I spent last week at Cabot Links with Mike Whitaker and Mike's friend Andy Carter, in company with Paul Jones and Charlie Gallagher of GCA. Rod Whitman's course is a work of art, with a routing that makes it from one end of the property to the other in the first nine holes, and all the way back, around the first green and home with 17 and 18. Along the way he uses a central hillock for four greens and tees, much in the way that Dr. Mackenzie used central hills at Royal Melbourne, the Valley Club and the Meadow Club. There is a great mixing of lengths in the par 3, 4 and 5 holes. The second must rank very high on the world list of exhilarating and desperately dangerous par 5s. The first is an incredibly vexing par 4, a short one with a blind tee shot over a ridge toward a green where one's second shot, which could be chipped, pitched or putted, disappears over the back of the domed green.
The par 3s are as varied a set as you've ever seen, from the 240+ yard Biarritz 7th to the 100- yard 14th, a delicate downhill pitch to a slippery green with the sea hard behind.
The par 4s are equally varied, with short ones at 1, 5, 8 , and 15. The latter has as daunting a Lion's Mouth bunker as you've ever seen. #8 is a dogleg right, played into the teeth of the wind, with death short, left and right into lost ball wetland cat tails, and a mound directly front left of the green, sort of a mini Friars Head tenth hole look.
The long par 4s are best played carefully. #11 is a long dogleg left into the prevailing wind with Inverness Harbor directly behind the green. 3, 4, 9, 11, 16 and 18 all require two well thumped shots to get near the green, although the silver tees allow shorter hitters to have a chance to get home in two.

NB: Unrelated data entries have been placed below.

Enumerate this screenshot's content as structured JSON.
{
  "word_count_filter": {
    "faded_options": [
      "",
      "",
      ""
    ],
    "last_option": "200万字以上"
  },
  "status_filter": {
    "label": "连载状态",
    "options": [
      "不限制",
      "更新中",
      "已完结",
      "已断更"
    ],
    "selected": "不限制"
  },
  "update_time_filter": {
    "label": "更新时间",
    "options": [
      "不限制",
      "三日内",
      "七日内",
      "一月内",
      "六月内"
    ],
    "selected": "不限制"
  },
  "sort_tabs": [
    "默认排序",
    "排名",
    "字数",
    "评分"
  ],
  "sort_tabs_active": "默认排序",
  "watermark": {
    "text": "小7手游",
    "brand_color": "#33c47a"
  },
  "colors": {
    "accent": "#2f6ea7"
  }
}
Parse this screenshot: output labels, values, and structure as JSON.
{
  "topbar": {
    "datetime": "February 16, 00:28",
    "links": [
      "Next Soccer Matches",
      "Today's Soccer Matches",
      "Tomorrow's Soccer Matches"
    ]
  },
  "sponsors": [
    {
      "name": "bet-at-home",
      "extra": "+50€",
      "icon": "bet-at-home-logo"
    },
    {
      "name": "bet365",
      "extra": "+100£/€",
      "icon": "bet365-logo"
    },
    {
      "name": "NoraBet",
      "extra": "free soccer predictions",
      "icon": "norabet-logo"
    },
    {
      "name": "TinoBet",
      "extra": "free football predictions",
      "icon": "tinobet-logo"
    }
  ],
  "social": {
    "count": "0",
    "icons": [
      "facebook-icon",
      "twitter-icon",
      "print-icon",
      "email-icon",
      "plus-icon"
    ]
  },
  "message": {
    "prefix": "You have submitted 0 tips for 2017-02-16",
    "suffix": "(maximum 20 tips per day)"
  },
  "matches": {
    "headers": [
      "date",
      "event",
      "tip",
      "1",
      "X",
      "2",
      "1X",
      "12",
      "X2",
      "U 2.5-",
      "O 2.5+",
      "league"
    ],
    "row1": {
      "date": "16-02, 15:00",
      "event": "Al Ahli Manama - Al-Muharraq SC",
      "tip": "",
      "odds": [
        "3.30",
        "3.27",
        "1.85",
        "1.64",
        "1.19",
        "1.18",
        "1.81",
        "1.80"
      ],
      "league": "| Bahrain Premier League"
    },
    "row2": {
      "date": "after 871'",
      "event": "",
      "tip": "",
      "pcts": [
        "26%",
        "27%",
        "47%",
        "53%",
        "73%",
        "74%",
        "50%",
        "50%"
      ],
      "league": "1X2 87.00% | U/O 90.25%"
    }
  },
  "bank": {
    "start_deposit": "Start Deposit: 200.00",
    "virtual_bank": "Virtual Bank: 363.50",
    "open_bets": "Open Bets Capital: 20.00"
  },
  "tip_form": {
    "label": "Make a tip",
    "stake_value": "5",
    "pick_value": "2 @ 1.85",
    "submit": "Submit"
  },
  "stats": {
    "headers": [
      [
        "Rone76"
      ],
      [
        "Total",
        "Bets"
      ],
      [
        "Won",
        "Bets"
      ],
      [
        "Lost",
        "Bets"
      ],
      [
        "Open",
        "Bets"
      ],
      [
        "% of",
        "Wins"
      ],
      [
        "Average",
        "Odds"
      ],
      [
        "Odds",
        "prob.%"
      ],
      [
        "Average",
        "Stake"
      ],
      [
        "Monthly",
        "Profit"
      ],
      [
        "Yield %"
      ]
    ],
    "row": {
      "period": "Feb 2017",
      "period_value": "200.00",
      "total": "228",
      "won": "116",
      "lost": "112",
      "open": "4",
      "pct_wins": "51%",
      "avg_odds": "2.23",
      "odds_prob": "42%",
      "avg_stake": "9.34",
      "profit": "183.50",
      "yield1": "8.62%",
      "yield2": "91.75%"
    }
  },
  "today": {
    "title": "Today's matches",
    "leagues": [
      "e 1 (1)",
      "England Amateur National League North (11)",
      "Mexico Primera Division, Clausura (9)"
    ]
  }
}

An immense double green has #4 on the right as a difficult par 4, and #13 left, an engaging par 5 with a blind uphill second played along the cliff's edge.
The fun never stops at Cabot Links! The wall to wall fescue is growing in nicely. And the ocean is always in view!
Mr. Whitaker took a raft of photos our last day, and I'm sure will be presenting a photo tour shortly.
The Cliffs course will be the cherry on the Cabot sundae. We had a brief ride around and it looks to be terrific golfing terrain.